PAM-free activation of CRISPR/Cas12a via semi-nested asymmetric RPA: highly specific detection of HPV16 dsDNA

Abstract

Early and accurate detection of HPV16 nucleic acids is therefore critical for the effective screening, diagnosis, and prevention of cervical cancer. Although CRISPR/Cas12a-based molecular diagnostics offer a rapid and sensitive approach for HPV16 detection, their application to double-stranded DNA (dsDNA) targets remains constrained by two major limitations: the strict requirement for a protospacer adjacent motif (PAM) site and the insufficient specificity of current amplification strategies, which can lead to off-target amplification and false-positive results.
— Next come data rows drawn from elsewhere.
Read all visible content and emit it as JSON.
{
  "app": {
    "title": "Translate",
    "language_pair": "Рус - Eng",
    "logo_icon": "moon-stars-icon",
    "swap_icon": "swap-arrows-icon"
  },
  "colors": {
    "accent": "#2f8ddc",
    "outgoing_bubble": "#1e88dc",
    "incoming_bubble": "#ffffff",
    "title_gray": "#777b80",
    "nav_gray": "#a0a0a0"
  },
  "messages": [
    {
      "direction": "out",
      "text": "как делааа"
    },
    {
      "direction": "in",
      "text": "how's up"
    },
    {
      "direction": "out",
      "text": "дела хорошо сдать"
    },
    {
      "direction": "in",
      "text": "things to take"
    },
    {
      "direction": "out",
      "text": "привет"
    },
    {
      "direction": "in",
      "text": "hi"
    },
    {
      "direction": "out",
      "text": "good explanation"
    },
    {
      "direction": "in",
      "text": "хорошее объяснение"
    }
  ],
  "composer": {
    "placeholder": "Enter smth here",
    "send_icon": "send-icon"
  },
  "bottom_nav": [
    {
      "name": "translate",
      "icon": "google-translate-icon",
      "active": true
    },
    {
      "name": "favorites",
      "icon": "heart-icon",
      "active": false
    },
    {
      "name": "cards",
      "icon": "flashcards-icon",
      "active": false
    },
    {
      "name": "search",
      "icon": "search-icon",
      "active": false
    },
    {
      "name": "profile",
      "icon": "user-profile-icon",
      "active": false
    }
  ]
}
To address these challenges, we developed a semi-nested asymmetric recombinase polymerase amplification (SNA-RPA) method combined with CRISPR/Cas12a for the detection of HPV16 dsDNA. This strategy employs a semi-nested primer design to significantly enhance target sequence specificity during amplification, while asymmetric primer ratios promote the efficient generation of single-stranded DNA (ssDNA) that directly activates Cas12a without the need for a PAM site. Using this approach, we achieved rapid and highly specific detection of HPV16 dsDNA, with a limit of detection as low as 18 aM. Beyond achieving PAM-free detection, our method also substantially improves amplification fidelity, offering a promising solution for precise and reliable HPV diagnostics and cervical cancer screening.